Thanks, yoinking this for Appointment Reminder.

In the spirit of creating wealth through exchange:

https://gist.github.com/721114

A frequent problem I have is using CSS files which include http:// linked background images, which will pass through every test with flying colors and then trigger prominent mixed-content security warnings in a browser I very seldom use. Slap this code in your initializers directory and you never have to worry about it again.

Just write your stylesheet_link_tag as normal, and then include :cache => request.ssl? ? "foo-secure" : "foo-standard"

Bonus: the included code also minimizes CSS and JS files in production, saving you page load time.

The minimizing is good, but doesn't using a path like //example.com/my-image.jpg instead of http://example.com/my-image.jpg fix the issue with http/https?

That works if you can enforce that 100% of the time, against all CSS loaded by your site. The first time you forget it in e.g. a lightbox script you add to get used on a landing page whose implementation you didn't even glance at, your registration page will break. This has cost me thousands of dollars before, so I enforce assumptions like "there are no http:// urls in my CSS files" in code.

How about part of your test suite that just greps for http:// in public//*.css and fails CI if it finds anything?

Couldn't you just use protocol-relative URLs in your CSS files? (Or for that matter, absolute paths.)

Wow, that tip about using protocol relative URLs is going to clean up so much code for me.

For those who missed it, apparently this works across browser to avoid mixed content warnings:

<script src="//ajax.googleapis.com/ajax/libs/prototype/1.6.1/prototype.js" type="text/javascript"></script>

Ach! Accidental downvote.

Thanks for the detail.

I usually just use whatever is the most robust, stable open source choice for Rails app. Sphinx for search, etc. and Apache for the web server. Doing SSL is well documented and pretty much everything is possible and documented and supported by webmin too. I have a virtual host sending all non-ssl requests to ssl.

It doesn't have to be Ruby, especially if I won't be programming for it anyway.

If you want a super simple way to require SSL in Rails 3, you can use route constraints: http://kyleslattery.com/entries/requiring-ssl-using-route-co...

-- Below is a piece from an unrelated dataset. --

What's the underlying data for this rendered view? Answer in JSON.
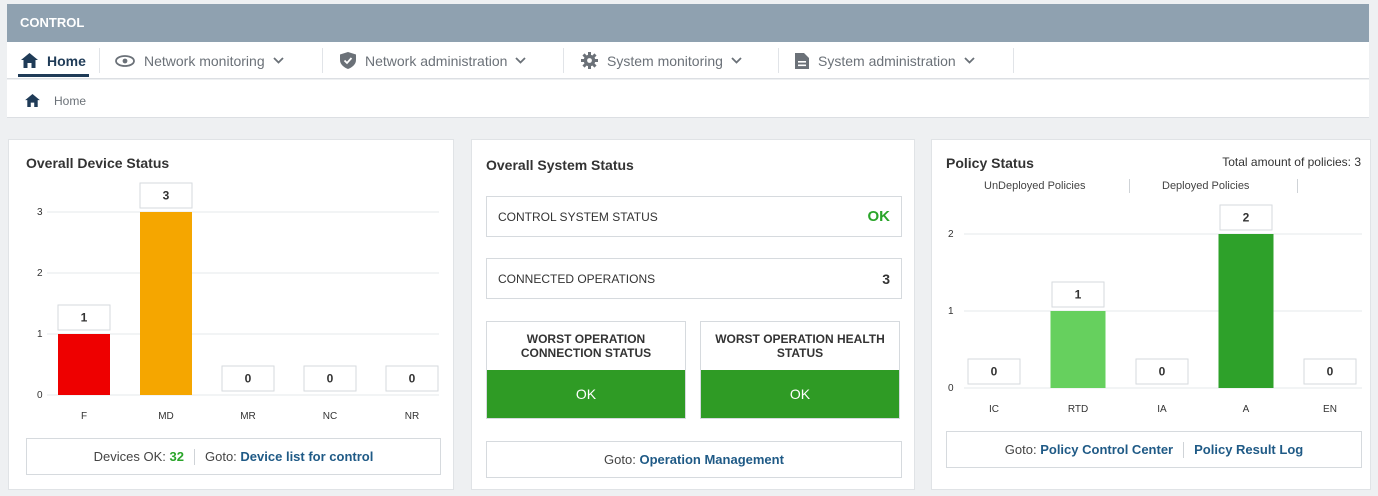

This part was new to me: http://en.wikipedia.org/wiki/Strict_Transport_Security

This is an additional (draft status) header that tells the user agent to always (or up to X seconds in the future) use HTTPS for that site and it seems, to disallow any connections using bad certificates.

Currently only Chrome and latest dev version of Firefox seem to support it. Chrome apparently has a pre-loaded list of always-https domains, like www.paypal.com -- who are also the people behind this draft proposal.

The one problem nobody talks about is that browsers won't cache content served over ssl, which means your website will be a lot slower to your users. That will directly costs you money.

Firefox does cache content - I just ran Firebug to confirm. I can only assume from how fast my site works in other browsers that the same applies to them. What browsers are you referring to?

Interesting. I didn't know it was this easy with rack.

Am I right in thinking that if third party embeds/widgets dont answer at an https url, I am stuck with mixed content warnings?

You could proxy the request through a back-end server that does support HTTPS.

A word of caution: it is very easy for naive attempts to do this to end up creating an open proxy. You don't want that.

You profoundly don't want that.

Thank you, your comment reminded me of why this is Severity: Critical. Here's where Thomas and I live in different worlds: I hear "open proxy" and I think "a malicious user can use your server to attack other services on the Internet or download kiddie porn.". Thomas hears "open proxy" and starts to see visions of a host possibly within the firewall which can be used to make arbitrary HTTP requests against servers within the firewall, which let's you target the weak underbellies of e.g. intranet applications which have no security because all users are presumed to be employees and where compromise can do interesting things like e.g. read out all your source code through Trac, initiate wire transfers through the accounts payable application, etc.

Yeah, you profoundly do not want open proxies.

Sev: biblical. You're coughing up the lights-out management consoles on servers and storage appliances with them. I'm sure there's all sorts of funny business to be perpetrated through them with admin and account management applications. But I wouldn't know, because you're usually 5 minutes from command execution on the server once you find one.

Could I write a tiny one in rack and mount that in front of the rails stack using the new router in ActionDispatch 3? Hmmm...

Hmm, probably. Doesn't sound like a bad idea. Still, if the proxied request takes a long time, you might be locking out other requests from hitting the real app.

Would I be right in thinking that if I was serving my app using an evented web server (nginx) this would not be such a problem? Or would it still be tying up a passenger instance anyway? If my request hits the router and then goes straight to a seperate rack app, does this still require a full weight passenger process and one copy of my full app stack in memory (albeit shared memory?)

Most 3rd party stuff is good and supports SSL. YouTube is the giant exception. Annoying.